The parade then did an unprecedented thing. It lurched backward down the hill. The old ladies sat on the curb and reshod themselves and got up and followed the musicians back into the church. And the Virgin was carried into the church as well, none too slowly. And the men on the roof of the movie theater were packing the fireworks, unexploded, back into the crates and handing the crates down a ladder and into a truck in the alley.
Wait, wait. The feast was over. Something had happened and the feast was called off. How did they all know it was called off? What had happened? Had everybody seen it but him?

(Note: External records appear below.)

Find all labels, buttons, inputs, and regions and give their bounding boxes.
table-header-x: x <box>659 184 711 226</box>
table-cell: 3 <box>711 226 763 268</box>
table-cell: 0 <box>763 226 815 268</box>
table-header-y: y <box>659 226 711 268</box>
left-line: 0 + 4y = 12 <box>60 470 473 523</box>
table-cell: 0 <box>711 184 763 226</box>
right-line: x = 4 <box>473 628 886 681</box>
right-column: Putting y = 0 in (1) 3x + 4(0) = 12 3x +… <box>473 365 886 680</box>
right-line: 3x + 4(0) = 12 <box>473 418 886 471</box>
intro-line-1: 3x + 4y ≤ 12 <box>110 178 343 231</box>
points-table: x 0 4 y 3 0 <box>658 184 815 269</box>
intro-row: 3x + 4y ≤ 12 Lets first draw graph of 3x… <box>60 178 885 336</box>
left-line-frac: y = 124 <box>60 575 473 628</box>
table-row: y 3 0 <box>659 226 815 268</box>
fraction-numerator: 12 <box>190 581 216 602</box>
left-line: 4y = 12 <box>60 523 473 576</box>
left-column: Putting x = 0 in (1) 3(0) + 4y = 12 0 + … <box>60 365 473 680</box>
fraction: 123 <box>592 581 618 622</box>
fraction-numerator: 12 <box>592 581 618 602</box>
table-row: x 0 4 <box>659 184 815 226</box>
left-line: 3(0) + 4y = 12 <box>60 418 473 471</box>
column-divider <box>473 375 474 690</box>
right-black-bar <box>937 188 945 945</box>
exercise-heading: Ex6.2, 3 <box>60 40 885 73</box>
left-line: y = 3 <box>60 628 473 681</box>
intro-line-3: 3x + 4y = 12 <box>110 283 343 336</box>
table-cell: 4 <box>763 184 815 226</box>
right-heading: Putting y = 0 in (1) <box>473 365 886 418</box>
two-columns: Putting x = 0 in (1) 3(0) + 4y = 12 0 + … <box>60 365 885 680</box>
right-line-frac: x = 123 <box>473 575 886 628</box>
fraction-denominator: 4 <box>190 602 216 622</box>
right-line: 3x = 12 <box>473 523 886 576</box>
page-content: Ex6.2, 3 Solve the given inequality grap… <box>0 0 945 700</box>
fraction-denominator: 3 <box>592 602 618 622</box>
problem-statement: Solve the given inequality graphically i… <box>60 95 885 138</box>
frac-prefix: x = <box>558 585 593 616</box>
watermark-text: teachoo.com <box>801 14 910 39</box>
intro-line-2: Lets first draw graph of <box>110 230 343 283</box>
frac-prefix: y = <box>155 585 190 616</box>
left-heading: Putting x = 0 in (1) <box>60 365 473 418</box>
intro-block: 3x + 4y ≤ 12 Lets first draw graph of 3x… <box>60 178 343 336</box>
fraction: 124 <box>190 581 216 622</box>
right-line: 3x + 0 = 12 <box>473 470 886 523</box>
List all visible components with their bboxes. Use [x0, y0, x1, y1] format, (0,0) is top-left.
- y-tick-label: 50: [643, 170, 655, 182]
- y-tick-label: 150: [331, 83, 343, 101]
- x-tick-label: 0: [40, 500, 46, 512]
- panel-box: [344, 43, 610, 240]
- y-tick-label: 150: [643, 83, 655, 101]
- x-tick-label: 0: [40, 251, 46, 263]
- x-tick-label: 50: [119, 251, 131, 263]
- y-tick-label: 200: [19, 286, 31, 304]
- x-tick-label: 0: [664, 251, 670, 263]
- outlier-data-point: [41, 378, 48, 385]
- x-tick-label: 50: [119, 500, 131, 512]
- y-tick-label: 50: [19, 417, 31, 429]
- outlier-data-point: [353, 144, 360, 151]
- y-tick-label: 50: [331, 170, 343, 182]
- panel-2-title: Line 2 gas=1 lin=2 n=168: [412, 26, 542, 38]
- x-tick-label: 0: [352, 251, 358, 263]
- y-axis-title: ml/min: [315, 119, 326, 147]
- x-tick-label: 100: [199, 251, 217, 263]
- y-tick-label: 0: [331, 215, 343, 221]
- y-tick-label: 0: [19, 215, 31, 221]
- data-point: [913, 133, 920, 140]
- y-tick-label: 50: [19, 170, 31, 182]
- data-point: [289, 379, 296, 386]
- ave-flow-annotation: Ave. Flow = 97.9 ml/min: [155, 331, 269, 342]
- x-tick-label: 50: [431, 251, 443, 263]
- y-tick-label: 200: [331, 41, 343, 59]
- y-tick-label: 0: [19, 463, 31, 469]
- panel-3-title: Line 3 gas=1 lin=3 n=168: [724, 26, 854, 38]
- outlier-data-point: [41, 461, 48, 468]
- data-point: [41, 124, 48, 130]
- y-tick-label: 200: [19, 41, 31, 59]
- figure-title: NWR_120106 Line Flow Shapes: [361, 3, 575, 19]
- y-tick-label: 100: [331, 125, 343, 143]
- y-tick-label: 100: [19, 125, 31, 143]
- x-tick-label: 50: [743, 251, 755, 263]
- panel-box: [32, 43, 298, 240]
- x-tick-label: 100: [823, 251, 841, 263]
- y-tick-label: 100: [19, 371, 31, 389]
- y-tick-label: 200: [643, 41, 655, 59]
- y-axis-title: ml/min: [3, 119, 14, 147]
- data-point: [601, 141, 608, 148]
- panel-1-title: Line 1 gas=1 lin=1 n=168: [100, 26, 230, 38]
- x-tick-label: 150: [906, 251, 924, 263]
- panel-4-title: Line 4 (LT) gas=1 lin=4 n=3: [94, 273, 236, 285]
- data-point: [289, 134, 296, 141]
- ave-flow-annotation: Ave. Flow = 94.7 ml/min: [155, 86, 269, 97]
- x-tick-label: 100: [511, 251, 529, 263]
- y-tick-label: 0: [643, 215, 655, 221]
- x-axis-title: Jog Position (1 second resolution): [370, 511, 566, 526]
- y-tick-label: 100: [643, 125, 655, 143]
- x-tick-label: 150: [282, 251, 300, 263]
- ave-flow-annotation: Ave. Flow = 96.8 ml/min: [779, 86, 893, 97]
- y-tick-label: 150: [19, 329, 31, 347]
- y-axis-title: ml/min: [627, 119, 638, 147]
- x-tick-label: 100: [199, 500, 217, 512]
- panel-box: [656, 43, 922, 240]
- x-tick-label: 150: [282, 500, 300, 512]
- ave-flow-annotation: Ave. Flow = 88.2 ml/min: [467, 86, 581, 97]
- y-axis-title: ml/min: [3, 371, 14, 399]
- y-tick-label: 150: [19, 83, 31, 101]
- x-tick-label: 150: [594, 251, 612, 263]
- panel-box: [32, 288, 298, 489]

The kids on Rocco’s roof were crying because, he supposed, no fireworks. The generators in the ball field coughed and fell silent. The lights on the carnival rides disappeared. There was a frenzied commotion at the streetcar stop way down on Sixteenth Street. To his right, on Twenty-sixth, he saw that woman Testaquadra drag two children by their hair into a house and throw the door shut behind her.
As though time were moving in reverse. The procession was supposed to go to the top of the hill, veer toward the cemetery, circle back all the way down the hill by way of Chagrin to Eighteenth Street, and return uphill toward the church. Instead, it moved from one moment (Thirtieth Street) backward in time down the hill on Eleventh, backward to the church again, hurriedly, in disarray.